There is no cure for shingles but there are treatments for managing the symptoms. Antiviral medications (such as acyclovir [Zovirax®], famciclovir [Famvir®], and valacyclovir [Valtrex®]) may ease the discomfort and may reduce the duration of the symptoms, particularly if started within 72 hours of the first sign of shingles. Over-the-counter pain medications such as acetaminophen (Tylenol®) or non-steroidal anti-inflammatory drugs (NSAIDs) such as ibuprofen (Motrin®, Advil®) can be effective in relieving mild pain. Antibacterial agents can be given to treat bacterial infections of the shingles rash (if this occurs).

If I have disseminated zoster/shingles (more than one area of blisters), what can I expect for my hospital stay?

It is important to note that most people with shingles do not need to be in a hospital, but if you do:

  • You will be in an airborne-contact isolation room.
  • The door will be kept closed.
  • A sign on your door will remind people who have never had chickenpox or the vaccine not to enter.
  • The sign will also remind staff to wear gowns and gloves when entering the room.

If I have localized shingles (only one area of my body) that cannot be covered, what can I expect for my hospital stay?

  • You will be in a contact isolation room.
  • The sign on the door will remind staff to wear gowns and gloves when entering the room.

What are the complications of shingles?

After the shingles rash has disappeared, you might continue to have nerve pain in that same area. This pain, called postherpetic neuralgia, can last for months or years and become quite severe.

About 10% to 15% of people who get shingles develop postherpetic neuralgia. Researchers don’t know why some people get postherpetic neuralgia and others don’t. It may be that nerves become more sensitive or the virus may be invading and damaging the central nervous system.

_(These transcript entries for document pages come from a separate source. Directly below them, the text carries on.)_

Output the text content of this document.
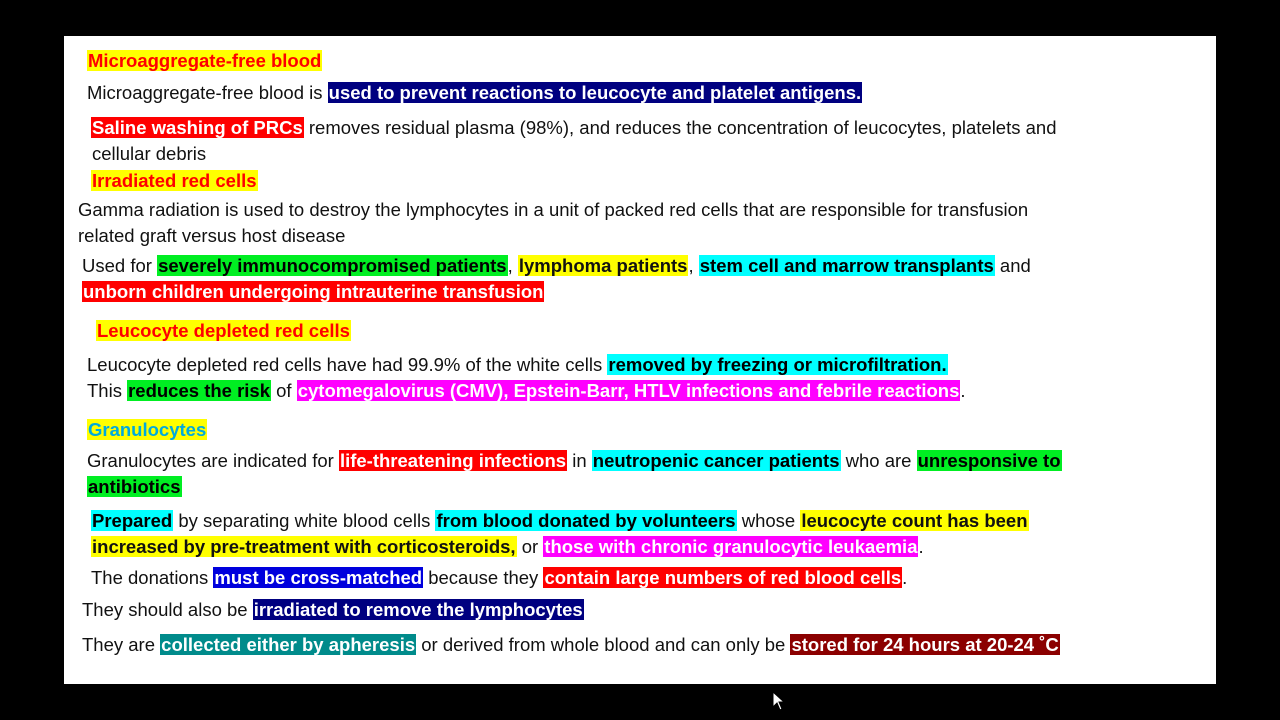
Microaggregate-free blood
Microaggregate-free blood is used to prevent reactions to leucocyte and platelet antigens.
Saline washing of PRCs removes residual plasma (98%), and reduces the concentration of leucocytes, platelets and
cellular debris
Irradiated red cells
Gamma radiation is used to destroy the lymphocytes in a unit of packed red cells that are responsible for transfusion
related graft versus host disease
Used for severely immunocompromised patients, lymphoma patients, stem cell and marrow transplants and
unborn children undergoing intrauterine transfusion
Leucocyte depleted red cells
Leucocyte depleted red cells have had 99.9% of the white cells removed by freezing or microfiltration.
This reduces the risk of cytomegalovirus (CMV), Epstein-Barr, HTLV infections and febrile reactions.
Granulocytes
Granulocytes are indicated for life-threatening infections in neutropenic cancer patients who are unresponsive to
antibiotics
Prepared by separating white blood cells from blood donated by volunteers whose leucocyte count has been
increased by pre-treatment with corticosteroids, or those with chronic granulocytic leukaemia.
The donations must be cross-matched because they contain large numbers of red blood cells.
They should also be irradiated to remove the lymphocytes
They are collected either by apheresis or derived from whole blood and can only be stored for 24 hours at 20-24 ˚C
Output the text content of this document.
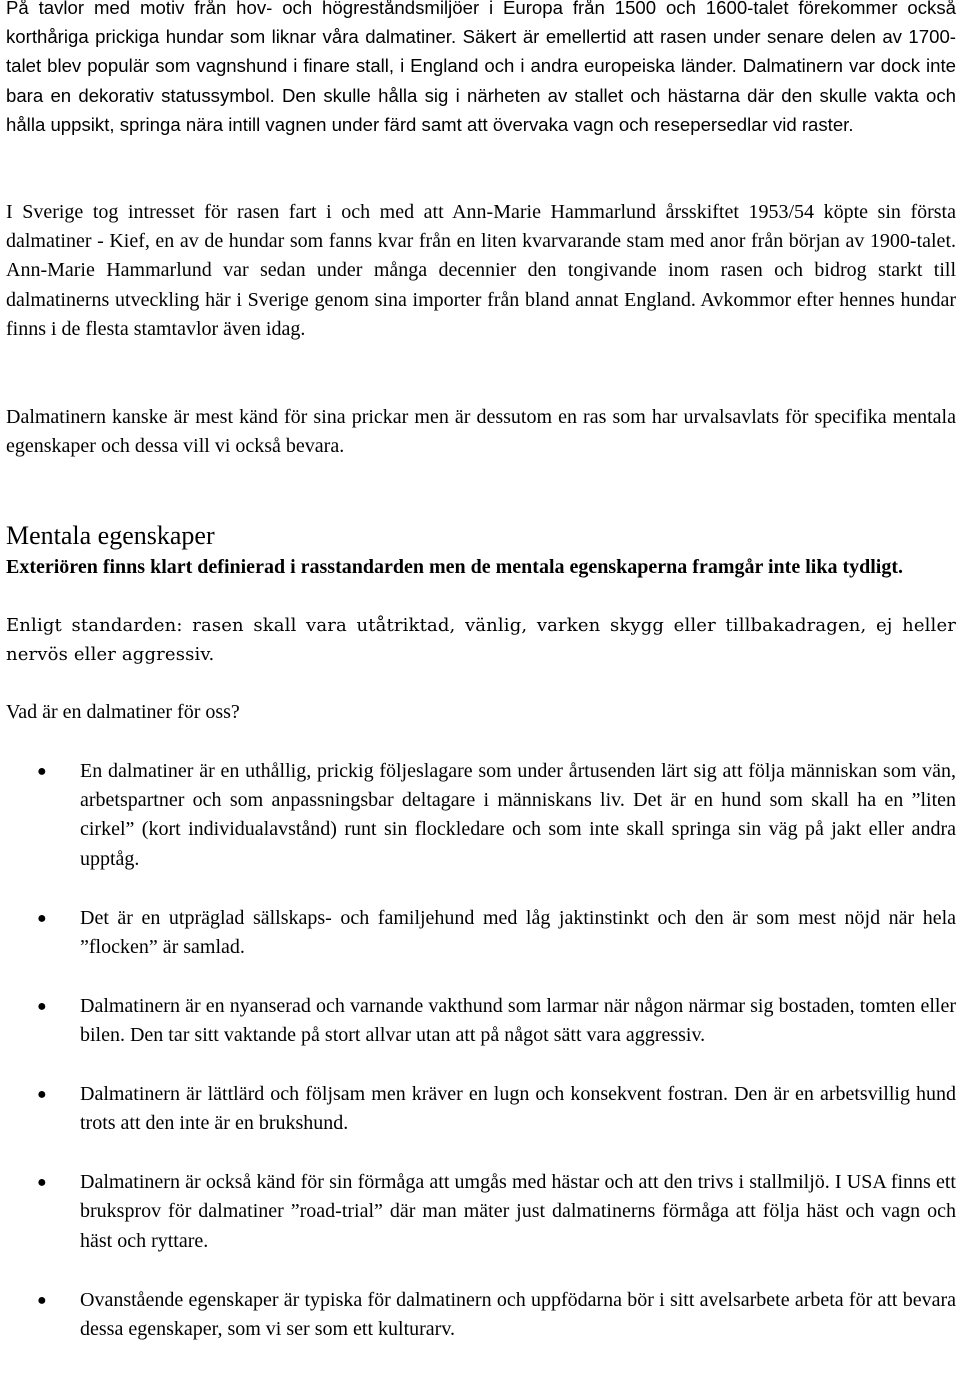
På tavlor med motiv från hov- och högreståndsmiljöer i Europa från 1500 och 1600-talet förekommer också korthåriga prickiga hundar som liknar våra dalmatiner. Säkert är emellertid att rasen under senare delen av 1700-talet blev populär som vagnshund i finare stall, i England och i andra europeiska länder. Dalmatinern var dock inte bara en dekorativ statussymbol. Den skulle hålla sig i närheten av stallet och hästarna där den skulle vakta och hålla uppsikt, springa nära intill vagnen under färd samt att övervaka vagn och resepersedlar vid raster.

I Sverige tog intresset för rasen fart i och med att Ann-Marie Hammarlund årsskiftet 1953/54 köpte sin första dalmatiner - Kief, en av de hundar som fanns kvar från en liten kvarvarande stam med anor från början av 1900-talet. Ann-Marie Hammarlund var sedan under många decennier den tongivande inom rasen och bidrog starkt till dalmatinerns utveckling här i Sverige genom sina importer från bland annat England. Avkommor efter hennes hundar finns i de flesta stamtavlor även idag.

Dalmatinern kanske är mest känd för sina prickar men är dessutom en ras som har urvalsavlats för specifika mentala egenskaper och dessa vill vi också bevara.

Mentala egenskaper

Exteriören finns klart definierad i rasstandarden men de mentala egenskaperna framgår inte lika tydligt.

Enligt standarden: rasen skall vara utåtriktad, vänlig, varken skygg eller tillbakadragen, ej heller nervös eller aggressiv.

Vad är en dalmatiner för oss?

● En dalmatiner är en uthållig, prickig följeslagare som under årtusenden lärt sig att följa människan som vän, arbetspartner och som anpassningsbar deltagare i människans liv. Det är en hund som skall ha en ”liten cirkel” (kort individualavstånd) runt sin flockledare och som inte skall springa sin väg på jakt eller andra upptåg.
● Det är en utpräglad sällskaps- och familjehund med låg jaktinstinkt och den är som mest nöjd när hela ”flocken” är samlad.
● Dalmatinern är en nyanserad och varnande vakthund som larmar när någon närmar sig bostaden, tomten eller bilen. Den tar sitt vaktande på stort allvar utan att på något sätt vara aggressiv.
● Dalmatinern är lättlärd och följsam men kräver en lugn och konsekvent fostran. Den är en arbetsvillig hund trots att den inte är en brukshund.
● Dalmatinern är också känd för sin förmåga att umgås med hästar och att den trivs i stallmiljö. I USA finns ett bruksprov för dalmatiner ”road-trial” där man mäter just dalmatinerns förmåga att följa häst och vagn och häst och ryttare.
● Ovanstående egenskaper är typiska för dalmatinern och uppfödarna bör i sitt avelsarbete arbeta för att bevara dessa egenskaper, som vi ser som ett kulturarv.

Other complications include other types of nerve issues like numbness or itching, bacterial infection of the shingle rash, and eye and ear inflammation if the rash is near these organs.

How is postherpetic neuralgia treated?

Treatments include lotions or creams (such as lidocaine or capsaicin) and/or other medications not specifically used for pain, such as antidepressants or drugs for epilepsy. Regular pain relievers are not usually effective for this type of pain.

If pain doesn’t lessen, other treatments such as nerve blocks or steroid injections near the area where the nerves exit the spine can be tried. Implantable nerve stimulator devices are an option for severe, ongoing pain that has not responded to other treatments.